- April 24, 2018
- Posted by Claire Goldsworthy
- No comments
We’re amidst Fashion Revolution Week and as of today, the hashtag ‘fashionrevolution’ has been used nearly 360,000 times on Instagram. The world is talking about it, consumers are waking up to it, and the women who live in poverty because of it, are begging for action, but what’s actually being done about the issue of fast fashion?
It can’t be any clearer: fast fashion kills. I’m not being dramatic, I’m not falsifying the facts, I’m not embellishing the story; women in third world countries are dying because they’re forced to work in unsafe conditions for hundreds less than a living wage. Every time you buy a fast fashion garment – you’re keeping women employed in this life of danger and poverty.

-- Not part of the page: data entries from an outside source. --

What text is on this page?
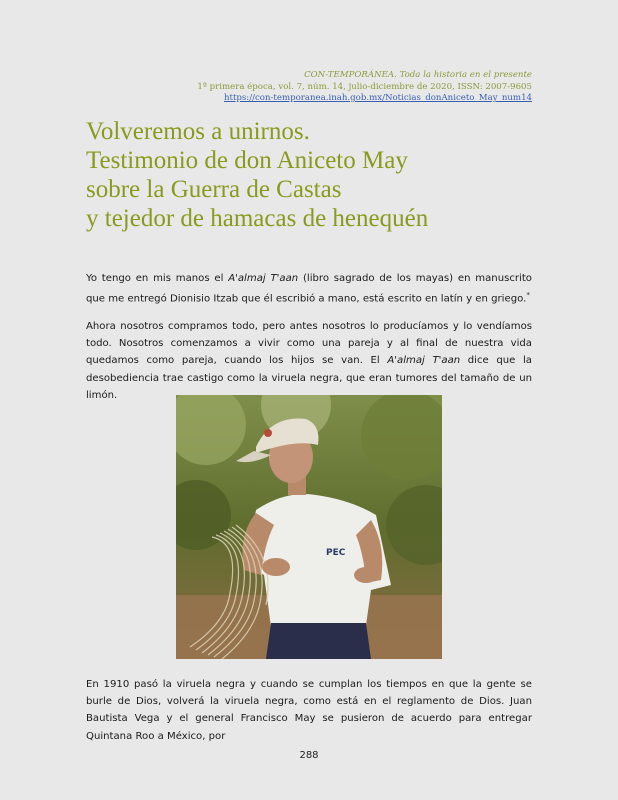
CON-TEMPORÁNEA. Toda la historia en el presente
1ª primera época, vol. 7, núm. 14, julio-diciembre de 2020, ISSN: 2007-9605
https://con-temporanea.inah.gob.mx/Noticias_donAniceto_May_num14
Volveremos a unirnos.
Testimonio de don Aniceto May
sobre la Guerra de Castas
y tejedor de hamacas de henequén

Yo tengo en mis manos el A'almaj T'aan (libro sagrado de los mayas) en manuscrito que me entregó Dionisio Itzab que él escribió a mano, está escrito en latín y en griego.*

Ahora nosotros compramos todo, pero antes nosotros lo producíamos y lo vendíamos todo. Nosotros comenzamos a vivir como una pareja y al final de nuestra vida quedamos como pareja, cuando los hijos se van. El A'almaj T'aan dice que la desobediencia trae castigo como la viruela negra, que eran tumores del tamaño de un limón.

PEC

En 1910 pasó la viruela negra y cuando se cumplan los tiempos en que la gente se burle de Dios, volverá la viruela negra, como está en el reglamento de Dios. Juan Bautista Vega y el general Francisco May se pusieron de acuerdo para entregar Quintana Roo a México, por

288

If you’ve been living in denial, loving those fast fashion sales and buying into weekly trends, oblivious to the impacts of your shopping choices – it’s time for a reality check. On average, only four percent of the price of a piece of clothing sold in Australia goes towards workers’ wages in garment factories.
‘What She Makes’ is Oxfam Australia’s response to this issue. They’re tackling poverty in the fashion industry and demanding big clothing brands to pay a living wage to their workers, because no matter how hard these women work, they still can’t afford basic food and shelter.
A living wage isn’t just the bare minimum either; a living wage needs to cover food, utilities, housing, healthcare, education, clothing, transport and savings – all of the things that so many of us take for granted.
Being part of the positive change is easy, too. Start by educating yourself on the issue by watching ‘What She Makes’ and do your due diligence and research before you buy. You can also sign the Oxfam Australia pledge to let big brands know loud and clear that the women working in their factories must be paid a living wage.
Just because unethical $10 shirts are available, does not mean we have to buy them. We have the power to change the fashion industry, and every time we buy, we're saying something about who we are, what we value, and what kind of world we want to live in.